AllUnity, a German regulated e-money institution backed by DWS, Flow Traders, and Galaxy, and issuer of the EURAU euro stablecoin, has partnered with Privy, the crypto wallet infrastructure firm owned by Stripe.
The move enables fintechs, e-commerce platforms, and enterprises to embed EURAU wallets directly into their applications. Users could then pay, receive, or hold digital euros, with the option to convert between stablecoins and fiat, the companies said on Monday.

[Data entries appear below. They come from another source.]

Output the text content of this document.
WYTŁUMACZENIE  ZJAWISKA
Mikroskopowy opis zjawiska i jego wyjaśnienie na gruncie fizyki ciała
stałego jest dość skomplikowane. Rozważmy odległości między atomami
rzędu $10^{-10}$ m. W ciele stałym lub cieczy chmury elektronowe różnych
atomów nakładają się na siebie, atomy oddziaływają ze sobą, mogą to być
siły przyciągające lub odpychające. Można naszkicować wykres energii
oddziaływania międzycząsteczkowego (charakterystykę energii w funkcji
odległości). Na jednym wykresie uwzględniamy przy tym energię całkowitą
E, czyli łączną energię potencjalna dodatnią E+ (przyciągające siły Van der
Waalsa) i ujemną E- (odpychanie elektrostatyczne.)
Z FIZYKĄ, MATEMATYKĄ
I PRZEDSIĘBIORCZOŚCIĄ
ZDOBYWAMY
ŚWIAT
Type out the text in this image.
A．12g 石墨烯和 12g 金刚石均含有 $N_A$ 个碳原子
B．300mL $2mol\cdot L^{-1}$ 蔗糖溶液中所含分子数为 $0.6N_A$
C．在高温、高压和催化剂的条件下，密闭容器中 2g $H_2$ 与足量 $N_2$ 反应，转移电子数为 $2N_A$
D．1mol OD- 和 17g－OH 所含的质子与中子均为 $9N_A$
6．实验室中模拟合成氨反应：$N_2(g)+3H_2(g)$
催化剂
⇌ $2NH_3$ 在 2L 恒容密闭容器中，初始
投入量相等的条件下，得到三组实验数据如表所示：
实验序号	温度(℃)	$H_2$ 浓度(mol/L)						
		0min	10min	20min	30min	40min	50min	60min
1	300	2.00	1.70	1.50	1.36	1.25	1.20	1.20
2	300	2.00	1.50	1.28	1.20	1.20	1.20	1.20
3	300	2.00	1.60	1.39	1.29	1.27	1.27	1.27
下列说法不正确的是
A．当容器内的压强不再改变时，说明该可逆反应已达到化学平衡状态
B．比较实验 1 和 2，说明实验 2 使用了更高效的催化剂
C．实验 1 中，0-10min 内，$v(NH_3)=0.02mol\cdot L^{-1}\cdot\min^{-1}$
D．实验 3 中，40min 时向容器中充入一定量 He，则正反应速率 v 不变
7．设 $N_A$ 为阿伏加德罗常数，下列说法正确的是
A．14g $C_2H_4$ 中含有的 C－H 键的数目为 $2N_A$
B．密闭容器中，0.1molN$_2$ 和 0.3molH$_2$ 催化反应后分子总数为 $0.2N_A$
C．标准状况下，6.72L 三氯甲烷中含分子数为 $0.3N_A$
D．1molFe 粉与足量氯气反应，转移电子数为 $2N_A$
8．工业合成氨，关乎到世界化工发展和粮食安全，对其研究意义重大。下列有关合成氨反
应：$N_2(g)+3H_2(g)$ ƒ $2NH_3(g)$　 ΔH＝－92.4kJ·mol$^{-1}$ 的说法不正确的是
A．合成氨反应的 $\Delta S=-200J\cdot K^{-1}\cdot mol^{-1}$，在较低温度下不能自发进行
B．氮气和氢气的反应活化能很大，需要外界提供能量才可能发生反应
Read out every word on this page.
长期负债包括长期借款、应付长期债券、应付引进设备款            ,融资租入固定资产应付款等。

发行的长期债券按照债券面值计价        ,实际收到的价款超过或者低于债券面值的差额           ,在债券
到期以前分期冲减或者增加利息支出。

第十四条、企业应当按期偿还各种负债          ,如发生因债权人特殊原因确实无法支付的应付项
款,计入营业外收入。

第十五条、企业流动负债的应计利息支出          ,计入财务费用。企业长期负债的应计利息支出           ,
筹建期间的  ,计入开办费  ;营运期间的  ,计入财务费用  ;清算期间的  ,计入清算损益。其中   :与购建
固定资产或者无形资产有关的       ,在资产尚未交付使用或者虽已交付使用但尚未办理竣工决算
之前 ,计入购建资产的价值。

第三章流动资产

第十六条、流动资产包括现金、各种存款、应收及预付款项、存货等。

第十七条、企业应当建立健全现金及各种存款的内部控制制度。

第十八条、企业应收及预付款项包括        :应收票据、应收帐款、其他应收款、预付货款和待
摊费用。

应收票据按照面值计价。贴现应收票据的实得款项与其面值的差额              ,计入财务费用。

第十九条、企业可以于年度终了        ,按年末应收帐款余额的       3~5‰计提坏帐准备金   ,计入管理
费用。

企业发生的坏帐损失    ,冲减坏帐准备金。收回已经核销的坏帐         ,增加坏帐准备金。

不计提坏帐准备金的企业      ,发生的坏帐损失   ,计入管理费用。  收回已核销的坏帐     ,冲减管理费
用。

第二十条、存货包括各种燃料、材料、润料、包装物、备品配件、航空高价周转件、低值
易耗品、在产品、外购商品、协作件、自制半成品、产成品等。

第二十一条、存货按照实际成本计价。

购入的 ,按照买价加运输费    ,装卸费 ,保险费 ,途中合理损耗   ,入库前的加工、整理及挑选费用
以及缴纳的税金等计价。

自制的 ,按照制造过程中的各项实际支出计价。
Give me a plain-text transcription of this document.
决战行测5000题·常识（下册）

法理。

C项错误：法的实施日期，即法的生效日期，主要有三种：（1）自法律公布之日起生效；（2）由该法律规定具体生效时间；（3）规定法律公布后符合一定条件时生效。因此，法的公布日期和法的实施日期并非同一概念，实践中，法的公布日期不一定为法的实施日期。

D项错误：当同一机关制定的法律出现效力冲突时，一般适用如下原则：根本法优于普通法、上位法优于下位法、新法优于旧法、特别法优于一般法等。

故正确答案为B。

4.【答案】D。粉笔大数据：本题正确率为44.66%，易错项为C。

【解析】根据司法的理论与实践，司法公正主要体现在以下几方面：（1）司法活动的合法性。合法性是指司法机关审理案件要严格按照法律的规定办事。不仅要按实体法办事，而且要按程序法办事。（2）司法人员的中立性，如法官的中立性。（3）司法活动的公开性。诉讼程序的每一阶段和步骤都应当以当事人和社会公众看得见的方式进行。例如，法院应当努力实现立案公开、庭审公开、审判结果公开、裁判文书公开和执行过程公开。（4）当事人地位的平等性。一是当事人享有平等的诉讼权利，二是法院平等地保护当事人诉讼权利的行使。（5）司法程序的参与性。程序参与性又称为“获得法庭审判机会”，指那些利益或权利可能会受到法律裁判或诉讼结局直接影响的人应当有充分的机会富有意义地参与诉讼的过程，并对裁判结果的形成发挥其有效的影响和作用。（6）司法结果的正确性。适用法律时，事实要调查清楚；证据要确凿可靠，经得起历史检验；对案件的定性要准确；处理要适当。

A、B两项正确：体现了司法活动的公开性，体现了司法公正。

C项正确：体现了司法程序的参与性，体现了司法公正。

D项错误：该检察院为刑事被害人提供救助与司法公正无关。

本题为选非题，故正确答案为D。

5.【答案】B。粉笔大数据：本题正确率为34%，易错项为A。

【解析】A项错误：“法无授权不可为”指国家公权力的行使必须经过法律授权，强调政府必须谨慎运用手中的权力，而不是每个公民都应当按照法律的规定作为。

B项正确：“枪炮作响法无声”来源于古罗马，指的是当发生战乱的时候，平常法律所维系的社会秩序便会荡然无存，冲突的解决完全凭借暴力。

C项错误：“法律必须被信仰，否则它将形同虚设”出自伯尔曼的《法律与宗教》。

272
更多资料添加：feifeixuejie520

The integration also supports programmable treasury tools. For example, a business could automate payroll in EURAU or handle supplier payouts in real time, reducing reliance on traditional banking rails. Companies may also earn decentralized finance (DeFi) yield on idle balances, though such opportunities remain experimental, according to a press release.
The deal positions EURAU within Stripe’s broader crypto ecosystem, giving it exposure to payments infrastructure already used by millions of merchants. While most stablecoins in circulation track the U.S. dollar, this partnership brings a regulated euro option into mainstream payment flows.
Alexander Höptner, CEO of AllUnity, said the partnership “marks a significant milestone in the broader adoption of EURAU,” while Privy CEO Henri Stern emphasized that euro-based stablecoin use has been underdeveloped compared to dollar offerings.
The agreement signals growing interest in euro-denominated digital money as European regulators prepare to enforce MiCAR, the EU’s comprehensive crypto framework, in 2026. Last week, French bank SocGen’s FORGE subsidiary chose Bullish Europe to debut a euro-denominated stablecoin.